I think it’s pretty cool that a woman is on a major campaign ticket this year.  I’m happy when I get to see the world and society evolve in my lifetime.  I watched some of Palin’s RNC speech last night – only the highlight reel, I can’t tolerate the endless applause breaks of those big venue speeches.  She’s a funny lady for sure.  She’s got a good sense of sarcastic timing that a speechwriter simply can’t create for you.  But for all the effectiveness of her attacks on Obama and the Democratic party, I can tell you one thing that she isn’t is inspiring.  Somehow I figured that the woman who would break through this barrier in the Republican party would have to be larger than life, someone who even the most sexist and repellent of old, white, republican men could appreciate. To me she just seems like another lady in power – smart, slick and totally self-aware.

I watched a lot of the Hillary Clinton speeches during the primary season and I’ll tell you I had a totally different response.  Hillary wasn’t quite as effortlessly beautiful or sassy, but I really felt inspired by what she had to say.  I believe that she had substance over style.  A lifetime of work, her heart and mind devoted to changing the world.  She had power and authority in her words – she did seem larger than life to me, and obviously to so many others who either endlessly adored her or vilified her.  Ultimately the Hillary phenomenon wasn’t undone through any fault of her own, she just got steamrolled by a much larger phenomenon that appealed to many more people in a slightly different way.  Hillary Clinton appealed to me as an intellectual.  Barack Obama kind of appeals to me in an intellectual way, but much more as a leader of a national spirit – something that is much easier for anyone in this country to tap into.

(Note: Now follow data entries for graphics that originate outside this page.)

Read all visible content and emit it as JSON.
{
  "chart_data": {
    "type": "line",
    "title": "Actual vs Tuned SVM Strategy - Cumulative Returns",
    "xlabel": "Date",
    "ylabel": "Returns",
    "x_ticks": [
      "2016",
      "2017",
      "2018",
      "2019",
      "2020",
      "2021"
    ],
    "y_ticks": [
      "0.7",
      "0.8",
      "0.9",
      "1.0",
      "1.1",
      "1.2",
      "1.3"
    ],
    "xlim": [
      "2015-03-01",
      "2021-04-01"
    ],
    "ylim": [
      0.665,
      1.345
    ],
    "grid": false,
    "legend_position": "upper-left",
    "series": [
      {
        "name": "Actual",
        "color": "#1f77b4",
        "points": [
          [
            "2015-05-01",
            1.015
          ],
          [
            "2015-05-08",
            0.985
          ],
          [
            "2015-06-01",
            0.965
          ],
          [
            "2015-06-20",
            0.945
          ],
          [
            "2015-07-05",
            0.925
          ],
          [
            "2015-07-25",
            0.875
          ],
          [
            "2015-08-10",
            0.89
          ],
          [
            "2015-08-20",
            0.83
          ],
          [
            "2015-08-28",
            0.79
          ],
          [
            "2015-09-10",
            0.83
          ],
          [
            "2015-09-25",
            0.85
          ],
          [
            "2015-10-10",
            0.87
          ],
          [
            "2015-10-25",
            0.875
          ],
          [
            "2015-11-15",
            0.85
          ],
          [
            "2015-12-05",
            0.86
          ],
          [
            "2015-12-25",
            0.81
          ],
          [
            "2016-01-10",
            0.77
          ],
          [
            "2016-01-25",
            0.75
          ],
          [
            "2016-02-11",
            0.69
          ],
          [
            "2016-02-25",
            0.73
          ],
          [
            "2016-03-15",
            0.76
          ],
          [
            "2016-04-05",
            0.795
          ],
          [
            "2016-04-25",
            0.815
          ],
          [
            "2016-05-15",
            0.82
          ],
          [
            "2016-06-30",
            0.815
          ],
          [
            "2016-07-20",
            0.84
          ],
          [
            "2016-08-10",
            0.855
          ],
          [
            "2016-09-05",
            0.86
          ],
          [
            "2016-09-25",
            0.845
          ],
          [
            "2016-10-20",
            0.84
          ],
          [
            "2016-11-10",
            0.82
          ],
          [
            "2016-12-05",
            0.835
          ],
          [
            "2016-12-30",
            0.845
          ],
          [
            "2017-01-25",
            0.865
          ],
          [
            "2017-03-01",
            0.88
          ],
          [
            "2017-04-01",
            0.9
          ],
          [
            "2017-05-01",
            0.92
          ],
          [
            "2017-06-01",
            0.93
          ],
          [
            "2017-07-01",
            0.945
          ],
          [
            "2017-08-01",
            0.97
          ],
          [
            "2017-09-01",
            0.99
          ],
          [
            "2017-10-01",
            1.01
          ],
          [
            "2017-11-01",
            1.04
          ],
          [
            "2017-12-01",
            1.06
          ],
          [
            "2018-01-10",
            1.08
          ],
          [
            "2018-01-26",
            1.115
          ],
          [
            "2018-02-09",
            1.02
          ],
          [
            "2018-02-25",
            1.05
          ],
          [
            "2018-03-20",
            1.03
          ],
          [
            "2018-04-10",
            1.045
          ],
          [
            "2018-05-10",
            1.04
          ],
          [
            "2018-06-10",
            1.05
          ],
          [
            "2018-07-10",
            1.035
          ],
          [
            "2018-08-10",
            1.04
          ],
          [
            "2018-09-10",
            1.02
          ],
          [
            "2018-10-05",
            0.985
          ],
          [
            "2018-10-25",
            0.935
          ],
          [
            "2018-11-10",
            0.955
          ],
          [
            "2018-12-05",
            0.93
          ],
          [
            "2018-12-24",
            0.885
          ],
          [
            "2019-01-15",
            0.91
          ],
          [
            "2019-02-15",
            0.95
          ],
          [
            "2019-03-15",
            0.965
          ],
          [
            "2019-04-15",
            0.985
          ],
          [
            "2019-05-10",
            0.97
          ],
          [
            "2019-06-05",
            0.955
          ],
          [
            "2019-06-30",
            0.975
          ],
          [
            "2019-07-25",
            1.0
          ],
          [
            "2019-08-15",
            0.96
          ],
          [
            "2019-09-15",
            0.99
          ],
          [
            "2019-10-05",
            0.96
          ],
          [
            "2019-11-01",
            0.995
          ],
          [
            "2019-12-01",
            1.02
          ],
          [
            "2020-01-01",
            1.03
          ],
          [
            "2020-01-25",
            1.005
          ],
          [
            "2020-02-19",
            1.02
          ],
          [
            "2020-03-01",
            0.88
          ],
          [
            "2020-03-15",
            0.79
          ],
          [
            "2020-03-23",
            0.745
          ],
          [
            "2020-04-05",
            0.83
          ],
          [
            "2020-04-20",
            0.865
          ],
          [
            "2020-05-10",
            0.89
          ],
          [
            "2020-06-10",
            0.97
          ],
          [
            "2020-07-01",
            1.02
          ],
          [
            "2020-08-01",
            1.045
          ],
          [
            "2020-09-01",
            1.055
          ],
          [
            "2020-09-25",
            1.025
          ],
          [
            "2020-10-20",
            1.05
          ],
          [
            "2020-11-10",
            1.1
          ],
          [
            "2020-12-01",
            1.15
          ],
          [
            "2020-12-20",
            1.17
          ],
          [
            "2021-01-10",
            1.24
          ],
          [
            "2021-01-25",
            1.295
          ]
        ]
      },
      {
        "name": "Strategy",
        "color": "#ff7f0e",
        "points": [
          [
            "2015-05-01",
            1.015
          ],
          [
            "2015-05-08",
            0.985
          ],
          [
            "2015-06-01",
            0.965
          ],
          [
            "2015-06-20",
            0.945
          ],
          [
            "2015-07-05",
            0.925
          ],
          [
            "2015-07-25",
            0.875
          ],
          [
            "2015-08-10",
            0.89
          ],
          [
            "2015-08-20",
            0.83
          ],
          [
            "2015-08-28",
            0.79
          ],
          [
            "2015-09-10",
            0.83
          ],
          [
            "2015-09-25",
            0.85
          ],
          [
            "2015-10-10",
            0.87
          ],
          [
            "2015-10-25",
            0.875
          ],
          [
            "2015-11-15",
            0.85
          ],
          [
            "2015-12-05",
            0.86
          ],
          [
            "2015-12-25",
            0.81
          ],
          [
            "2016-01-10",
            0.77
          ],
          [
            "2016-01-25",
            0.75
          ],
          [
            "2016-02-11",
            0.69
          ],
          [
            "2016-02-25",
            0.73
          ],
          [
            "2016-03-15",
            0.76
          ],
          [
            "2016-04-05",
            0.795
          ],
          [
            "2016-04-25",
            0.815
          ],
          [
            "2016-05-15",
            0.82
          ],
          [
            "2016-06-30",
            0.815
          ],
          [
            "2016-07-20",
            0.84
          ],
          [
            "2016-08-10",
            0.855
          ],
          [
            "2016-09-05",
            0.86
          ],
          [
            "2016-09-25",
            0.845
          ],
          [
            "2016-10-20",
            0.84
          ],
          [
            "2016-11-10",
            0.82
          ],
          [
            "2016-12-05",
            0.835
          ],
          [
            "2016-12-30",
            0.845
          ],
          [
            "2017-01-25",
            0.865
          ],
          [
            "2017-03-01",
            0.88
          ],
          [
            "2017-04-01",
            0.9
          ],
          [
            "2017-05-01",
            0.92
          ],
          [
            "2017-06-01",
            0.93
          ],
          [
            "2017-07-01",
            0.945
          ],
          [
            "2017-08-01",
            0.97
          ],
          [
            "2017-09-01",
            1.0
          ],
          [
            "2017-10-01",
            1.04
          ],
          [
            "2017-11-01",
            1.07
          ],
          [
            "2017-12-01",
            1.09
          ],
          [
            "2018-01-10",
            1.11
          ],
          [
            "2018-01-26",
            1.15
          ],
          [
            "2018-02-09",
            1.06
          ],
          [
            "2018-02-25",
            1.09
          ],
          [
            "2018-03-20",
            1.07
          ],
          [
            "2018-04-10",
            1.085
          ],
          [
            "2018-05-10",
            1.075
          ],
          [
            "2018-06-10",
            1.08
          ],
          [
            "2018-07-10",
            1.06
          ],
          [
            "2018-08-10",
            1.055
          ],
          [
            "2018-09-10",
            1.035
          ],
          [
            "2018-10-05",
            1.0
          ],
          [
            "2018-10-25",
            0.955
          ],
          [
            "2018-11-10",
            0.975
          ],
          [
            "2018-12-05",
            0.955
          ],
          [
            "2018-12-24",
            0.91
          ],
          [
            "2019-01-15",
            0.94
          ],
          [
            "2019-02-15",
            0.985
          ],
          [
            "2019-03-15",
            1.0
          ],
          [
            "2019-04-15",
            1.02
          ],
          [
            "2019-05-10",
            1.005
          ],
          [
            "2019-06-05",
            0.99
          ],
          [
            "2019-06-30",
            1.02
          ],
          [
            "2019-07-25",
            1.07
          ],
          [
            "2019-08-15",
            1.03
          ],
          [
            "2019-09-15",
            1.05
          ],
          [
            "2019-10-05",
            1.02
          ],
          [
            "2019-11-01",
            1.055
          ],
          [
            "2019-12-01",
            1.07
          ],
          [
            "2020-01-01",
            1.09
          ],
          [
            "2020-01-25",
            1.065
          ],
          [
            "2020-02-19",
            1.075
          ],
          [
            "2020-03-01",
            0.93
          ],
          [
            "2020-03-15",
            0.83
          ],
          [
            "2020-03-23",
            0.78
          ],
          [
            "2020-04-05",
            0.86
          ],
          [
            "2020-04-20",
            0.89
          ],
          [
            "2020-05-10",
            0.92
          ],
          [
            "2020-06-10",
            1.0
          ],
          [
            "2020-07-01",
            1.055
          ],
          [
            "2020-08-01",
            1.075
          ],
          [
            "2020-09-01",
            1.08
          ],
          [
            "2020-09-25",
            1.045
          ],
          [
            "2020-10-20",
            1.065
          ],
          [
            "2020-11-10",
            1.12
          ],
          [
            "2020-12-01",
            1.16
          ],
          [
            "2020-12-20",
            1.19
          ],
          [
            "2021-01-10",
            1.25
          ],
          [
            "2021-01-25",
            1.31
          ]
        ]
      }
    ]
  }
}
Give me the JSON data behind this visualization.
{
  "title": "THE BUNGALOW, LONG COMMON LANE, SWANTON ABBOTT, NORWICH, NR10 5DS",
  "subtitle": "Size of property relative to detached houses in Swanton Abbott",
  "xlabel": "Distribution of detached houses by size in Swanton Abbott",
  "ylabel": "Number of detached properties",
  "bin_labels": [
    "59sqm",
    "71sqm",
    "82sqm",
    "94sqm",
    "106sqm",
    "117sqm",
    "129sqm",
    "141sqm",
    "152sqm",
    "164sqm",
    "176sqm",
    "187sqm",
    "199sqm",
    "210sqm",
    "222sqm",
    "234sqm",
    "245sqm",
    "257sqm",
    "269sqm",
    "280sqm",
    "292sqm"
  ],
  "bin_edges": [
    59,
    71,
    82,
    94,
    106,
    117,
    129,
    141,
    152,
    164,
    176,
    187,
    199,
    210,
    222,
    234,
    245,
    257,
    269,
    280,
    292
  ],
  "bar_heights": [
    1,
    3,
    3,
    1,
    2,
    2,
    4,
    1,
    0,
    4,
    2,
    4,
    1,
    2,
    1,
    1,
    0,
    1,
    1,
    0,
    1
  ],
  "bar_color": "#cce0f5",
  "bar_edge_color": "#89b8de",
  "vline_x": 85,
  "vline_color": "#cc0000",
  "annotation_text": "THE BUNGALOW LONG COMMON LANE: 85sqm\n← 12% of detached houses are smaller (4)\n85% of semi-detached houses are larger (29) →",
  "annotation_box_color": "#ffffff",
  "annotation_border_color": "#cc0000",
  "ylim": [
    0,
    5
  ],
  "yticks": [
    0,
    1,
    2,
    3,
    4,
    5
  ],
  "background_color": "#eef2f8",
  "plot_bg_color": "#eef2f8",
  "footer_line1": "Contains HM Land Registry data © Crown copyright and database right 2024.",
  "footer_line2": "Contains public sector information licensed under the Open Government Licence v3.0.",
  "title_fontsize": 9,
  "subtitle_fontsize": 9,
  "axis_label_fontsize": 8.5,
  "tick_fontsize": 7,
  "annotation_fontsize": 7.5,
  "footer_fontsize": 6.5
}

Leaving all personal politics aside, I don’t feel even a fraction of that excitement about the possibilities of Sarah Palin being the number 2 governmental official in this country.  She just doesn’t seem as deeply motivated, not as willing to throw herself down on the tracks for the United States.  Maybe I feel this way because I didn’t know she existed a week ago and maybe my feelings will change over the next couple months.  In the meantime, I would suspect that if you asked anyone on the street whether they would like to see Hillary Clinton or Sarah Palin in the white house, everyone’s most passionate feelings, positive or negative, would be about Hillary.  You either love her or you hate her.  As far as Sarah Palin goes – meh, she’s alright I guess.